News
|
Published on 19 December 2019

Antisémitisme/Congrès Juif Mondial - Le fléau de l'antisémitisme en 2019 : un panorama

Le 16 décembre 2019, à Genève, Menachem Z. Rosensaft (vice-président exécutif adjoint et avocat général du Congrès Juif Mondial) a prononcé un discours d'ouverture à l'occasion du troisième atelier international pour les décideurs politiques sur la lutte contre l'antisémitisme par l'éducation. Découvrez son allocution.

Publié le 17 décembre sur le site du Congrès Juif Mondial 

Discours de Menachem Z. Rosensaft, vice-Président exécutif adjoint et avocat général du Congrès Juif Mondial (WJC)

C'est un privilège pour moi d'être ici avec vous au nom du Congrès Juif Mondial. Je tiens à remercier mon ami Karel Fracapane de l'UNESCO pour son rôle dans l'organisation de l'atelier d'aujourd'hui. Le Congrès Juif Mondial est fier de faire partie de cette importante initiative avec l'UNESCO, le BIDDH, le Bureau des institutions démocratiques et des droits de l'homme de l'OSCE, le Haut-Commissariat aux droits de l'homme et Ahmed Shaheed, Rapporteur spécial des Nations Unies sur la liberté de religion ou de conviction, avec qui j'ai l'honneur de partager cette session. Je voudrais également saluer le travail de mon collègue Leon Saltiel, le représentant de Genève du CMJ, dans la préparation du programme d'aujourd'hui.

Il y a soixante-quinze ans aujourd'hui, ma mère était détenue dans le camp de concentration nazi de Bergen-Belsen en Allemagne. Elle était auparavant détenue au camp d'extermination d'Auschwitz-Birkenau depuis 15 mois. Mon père, quant à lui, n'était arrivé que récemment à Langensalza, un sous-camp du camp de concentration de Buchenwald, également en Allemagne, après des mois de torture dans le tristement célèbre Block 11, connu sous le nom de Death Block, à Auschwitz. Les deux étaient littéralement seuls - toutes leurs familles respectives avaient été assassinées dans ce que nous appelons maintenant la Shoah. Tous deux ont subi des brutalités indicibles. Tous deux avaient vu des codétenus endurer des souffrances douloureuses. Pour les deux, le meurtre de masse de Juifs, ce que nous appelons aujourd'hui le génocide, était devenu monnaie courante.

Pour mes deux parents, quatre longs mois d'emprisonnement dur et implacable étaient encore à venir jusqu'à leur libération à Bergen-Belsen le 15 avril 1945.
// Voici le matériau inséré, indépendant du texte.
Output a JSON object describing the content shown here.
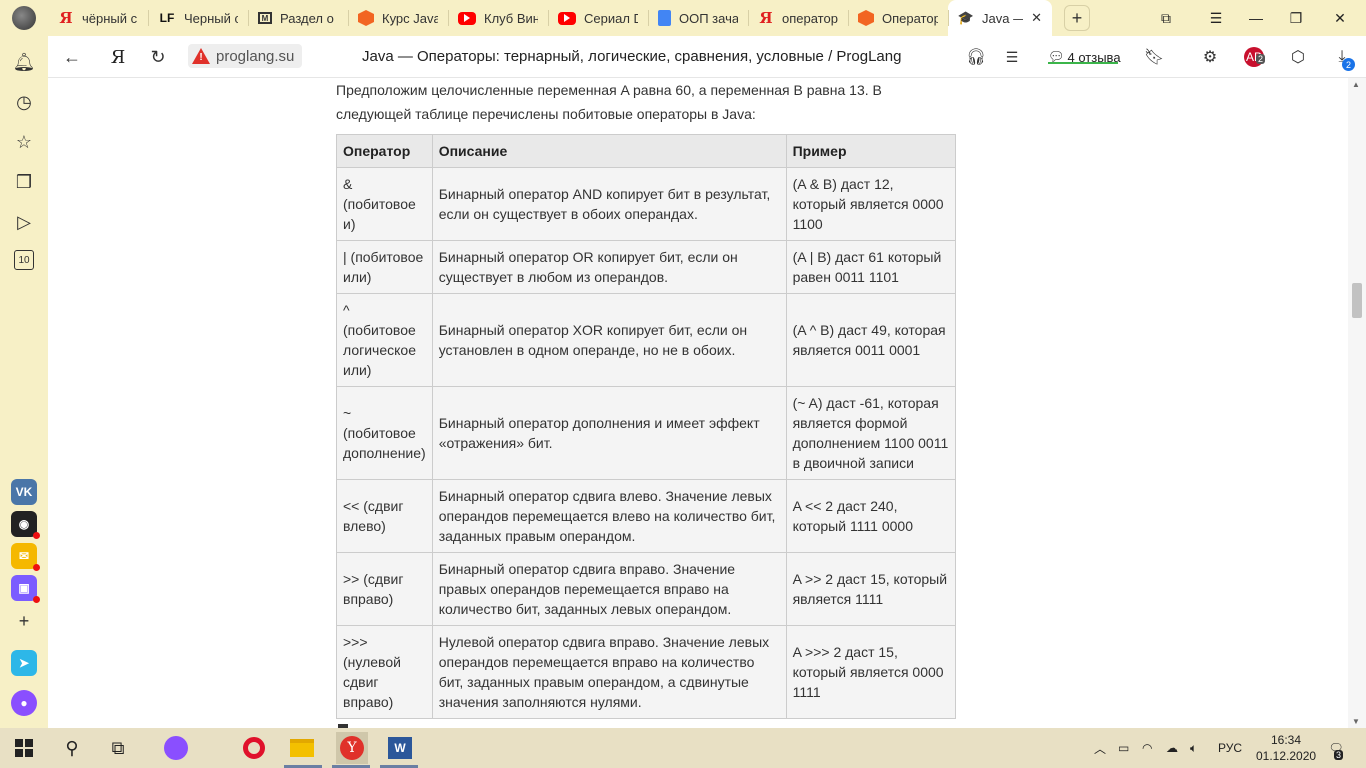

Un an plus tard, le 16 décembre 1945, c'était un samedi, le Tribunal militaire international de Nuremberg avait suspendu ses travaux pour le week-end. La veille, l'un des procureurs américains, le major William F. Walsh, avait conclu sur ce ce rapide aperçu (deux jours) de la «persécution des Juifs» par l'Allemagne nazie.

"Le massacre des Juifs en Europe", a déclaré le commandant Walsh au Tribunal, "ne peut pas être exprimé en chiffres seuls, car l'impact de ce massacre est encore plus tragique pour l'avenir du peuple juif et de l'humanité. Les anciennes communautés juives avec leur propre vie spirituelle, culturelle et économique riche, liées pendant des siècles à la vie des nations dans lesquelles elles ont prospéré, ont été complètement effacées ..." Je n'ai pas tenté de raconter les crimes multiples et diaboliques commis contre le peuple juif par l'État que ces défendeurs ont gouverné, car, avec un respect sobre pour la vérité contemporaine et historique, une description détaillée de certains de ces crimes dépasserait les limites de la faculté d'expression humaine.

Je fais précéder ma présentation de ce matin de ces observations, car elles soulignent l'importance cruciale de notre présence à cet atelier sur la lutte contre l'antisémitisme par l'éducation.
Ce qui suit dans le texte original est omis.